Rendered on a monumental scale, there is a fantastically coarse and crude quality to Standing Figure (Cyclops). With its bulky and cumbrous form and incongruous angular limbs, the work stands as the antipode to the delicate, elegant almost limp figures that populate the history of figurative sculpture. Houseago’s intentionally clumsy forms undermine the imperious and enduring qualities of traditional bronze. Standing Figure (Cyclops) masterfully appropriates the tropes of classical sculpture: rendered in white patina reminiscent of marble, the figure stands upon an imposing plinth, and adopts the ancient sculptural convention of the contrapposto. Undoubtably, the artist positions himself within the very canon he so dexterously subverts. Beyond classical sculpture Houseago quotes from a great multitude of modern artists from the bulky mammoth bodies of Eduardo Paolozzi’s sculpture, to Henry Moore’s biomorphic forms. Indeed, the mask-like face of Standing Figure (Cyclops) calls to mind the cubist figures in Pablo Picasso’s infamous Les Demoiselles d’Avignon.

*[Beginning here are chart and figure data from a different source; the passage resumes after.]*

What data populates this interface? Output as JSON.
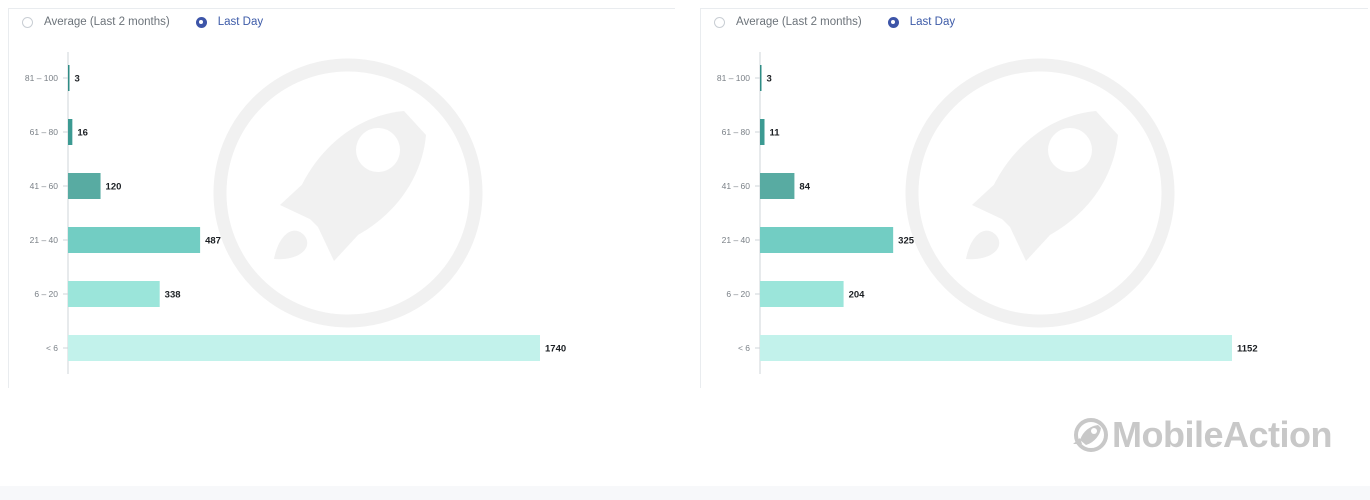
{
  "brand": {
    "name": "MobileAction",
    "logo_icon": "mobileaction-logo-icon"
  },
  "panels": [
    {
      "radio_options": [
        {
          "label": "Average (Last 2 months)",
          "checked": false
        },
        {
          "label": "Last Day",
          "checked": true
        }
      ]
    },
    {
      "radio_options": [
        {
          "label": "Average (Last 2 months)",
          "checked": false
        },
        {
          "label": "Last Day",
          "checked": true
        }
      ]
    }
  ],
  "colors": {
    "bar_81_100": "#2f8c85",
    "bar_61_80": "#3c9a92",
    "bar_41_60": "#58aba2",
    "bar_21_40": "#72cdc3",
    "bar_6_20": "#9be5da",
    "bar_lt6": "#c2f2eb",
    "radio_checked": "#3d55a8",
    "value_label": "#1b1f23",
    "axis_label": "#7a8087",
    "axis_line": "#cfd4d9",
    "watermark": "#f1f1f1"
  },
  "chart_data": [
    {
      "type": "bar",
      "orientation": "horizontal",
      "categories": [
        "81 – 100",
        "61 – 80",
        "41 – 60",
        "21 – 40",
        "6 – 20",
        "< 6"
      ],
      "values": [
        3,
        16,
        120,
        487,
        338,
        1740
      ],
      "xlim": [
        0,
        1740
      ],
      "grid": false,
      "legend": "none"
    },
    {
      "type": "bar",
      "orientation": "horizontal",
      "categories": [
        "81 – 100",
        "61 – 80",
        "41 – 60",
        "21 – 40",
        "6 – 20",
        "< 6"
      ],
      "values": [
        3,
        11,
        84,
        325,
        204,
        1152
      ],
      "xlim": [
        0,
        1152
      ],
      "grid": false,
      "legend": "none"
    }
  ]
}
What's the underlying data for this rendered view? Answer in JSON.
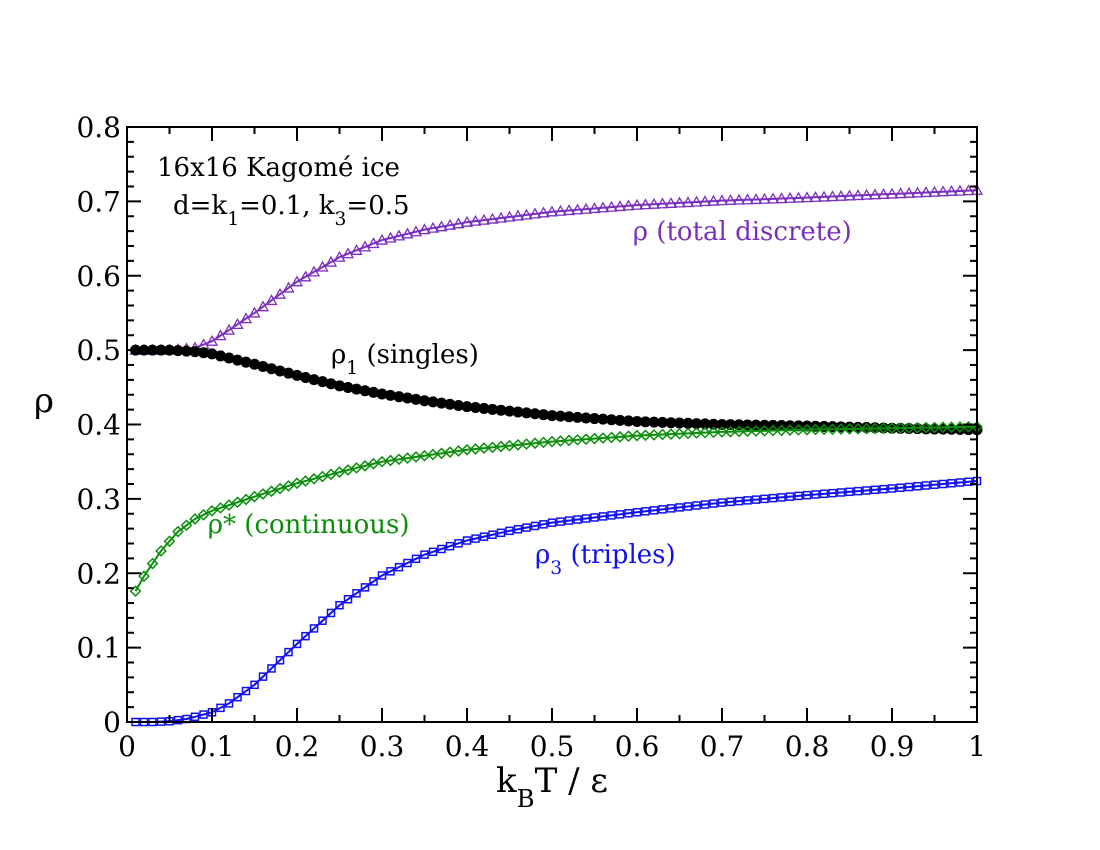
{
  "colors": {
    "singles": "#000000",
    "total": "#7b2fbf",
    "continuous": "#0b8f0b",
    "triples": "#1010f0",
    "axes": "#000000"
  },
  "chart_data": {
    "type": "scatter",
    "title": "",
    "xlabel": {
      "main": "k",
      "sub": "B",
      "rest": "T / ε"
    },
    "ylabel": "ρ",
    "xlim": [
      0,
      1
    ],
    "ylim": [
      0,
      0.8
    ],
    "grid": false,
    "xticks": [
      0,
      0.1,
      0.2,
      0.3,
      0.4,
      0.5,
      0.6,
      0.7,
      0.8,
      0.9,
      1.0
    ],
    "xtick_labels": [
      "0",
      "0.1",
      "0.2",
      "0.3",
      "0.4",
      "0.5",
      "0.6",
      "0.7",
      "0.8",
      "0.9",
      "1"
    ],
    "yticks": [
      0,
      0.1,
      0.2,
      0.3,
      0.4,
      0.5,
      0.6,
      0.7,
      0.8
    ],
    "ytick_labels": [
      "0",
      "0.1",
      "0.2",
      "0.3",
      "0.4",
      "0.5",
      "0.6",
      "0.7",
      "0.8"
    ],
    "info_box": {
      "line1": "16x16 Kagomé ice",
      "line2_a": "d=k",
      "line2_sub1": "1",
      "line2_b": "=0.1, k",
      "line2_sub2": "3",
      "line2_c": "=0.5"
    },
    "x_sampling": {
      "start": 0.01,
      "end": 1.0,
      "step": 0.01
    },
    "series": [
      {
        "name": "total",
        "marker": "triangle",
        "label": {
          "main": "ρ (total discrete)",
          "sub": "",
          "rest": ""
        },
        "label_anchor": [
          0.595,
          0.648
        ],
        "knots_x": [
          0.01,
          0.05,
          0.08,
          0.1,
          0.12,
          0.15,
          0.2,
          0.25,
          0.3,
          0.35,
          0.4,
          0.5,
          0.6,
          0.7,
          0.8,
          0.9,
          1.0
        ],
        "knots_y": [
          0.5,
          0.5,
          0.503,
          0.512,
          0.527,
          0.55,
          0.592,
          0.625,
          0.648,
          0.662,
          0.672,
          0.686,
          0.695,
          0.701,
          0.705,
          0.71,
          0.715
        ]
      },
      {
        "name": "singles",
        "marker": "circle",
        "label": {
          "main": "ρ",
          "sub": "1",
          "rest": " (singles)"
        },
        "label_anchor": [
          0.24,
          0.483
        ],
        "knots_x": [
          0.01,
          0.05,
          0.08,
          0.1,
          0.15,
          0.2,
          0.25,
          0.3,
          0.35,
          0.4,
          0.5,
          0.6,
          0.7,
          0.8,
          0.9,
          1.0
        ],
        "knots_y": [
          0.5,
          0.5,
          0.498,
          0.495,
          0.481,
          0.466,
          0.452,
          0.441,
          0.432,
          0.424,
          0.412,
          0.404,
          0.4,
          0.398,
          0.395,
          0.393
        ]
      },
      {
        "name": "continuous",
        "marker": "diamond",
        "label": {
          "main": "ρ* (continuous)",
          "sub": "",
          "rest": ""
        },
        "label_anchor": [
          0.095,
          0.254
        ],
        "knots_x": [
          0.01,
          0.02,
          0.04,
          0.06,
          0.08,
          0.1,
          0.15,
          0.2,
          0.25,
          0.3,
          0.4,
          0.5,
          0.6,
          0.7,
          0.8,
          0.9,
          1.0
        ],
        "knots_y": [
          0.176,
          0.196,
          0.23,
          0.256,
          0.273,
          0.284,
          0.303,
          0.321,
          0.336,
          0.35,
          0.366,
          0.377,
          0.385,
          0.39,
          0.393,
          0.395,
          0.397
        ]
      },
      {
        "name": "triples",
        "marker": "square",
        "label": {
          "main": "ρ",
          "sub": "3",
          "rest": " (triples)"
        },
        "label_anchor": [
          0.48,
          0.214
        ],
        "knots_x": [
          0.01,
          0.03,
          0.05,
          0.07,
          0.1,
          0.12,
          0.15,
          0.2,
          0.25,
          0.3,
          0.35,
          0.4,
          0.45,
          0.5,
          0.6,
          0.7,
          0.8,
          0.9,
          1.0
        ],
        "knots_y": [
          0.0,
          0.0,
          0.001,
          0.004,
          0.013,
          0.025,
          0.05,
          0.105,
          0.157,
          0.197,
          0.225,
          0.244,
          0.257,
          0.268,
          0.282,
          0.295,
          0.305,
          0.314,
          0.324
        ]
      }
    ]
  }
}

Oscillating between the two dimensional and three-dimensional realms, Houseago renegotiates conventional hierarchies in art practices. There is a monumentality and distinct physicality associated with Houseago’s use of bronze; both physically strengthening the vulnerabilities of the plaster maquette they are based on and complicating with existing hierarchies in art practices to elevate the plaster model to a more prestigious state. Yet, Standing Figure (Cyclops) retains the aesthetic of its plaster origins; the process of artistic creation is laid bare, and the figure is polluted with the tracings of its own making. The hand of the artist remains wholly visible and indeed takes centre stage. Denying the polished, finished aesthetic of conventional sculpture, there is an immediacy and spontaneity to the present work evocative of the artist’s working sketches.
It is Houseago’s fluency in art historical references and disregard for the hierarchies of artistic processes that so effectively rattles and complicates the viewer’s interaction with his work. Houseago toys with our expectations of conventional representation of the human form; his sculptures are fantastical anthropomorphic beasts as much as they are human figures. Executed on a monumental scale, Standing Figure (Cyclops) towers above the viewer, it’s spectacularly disproportionate and distorted body and wide staring eyes confronting the viewer with all it’s wonderful strangeness. Taking the human figure as his primary subject, Houseago probes at the interaction between viewer and artwork through primal human identification and the power of natural instinct. In a 2010 lecture, the artist perfectly elucidated the power of the human form as a motif: “I’m just really interested in how (…) the body appears. What it’s like to look and live with human beings. I’m fascinated by that. And how you can express that” (Thomas Houseago, ‘The Public Art Fund Lecture at the New School’, 2010, online).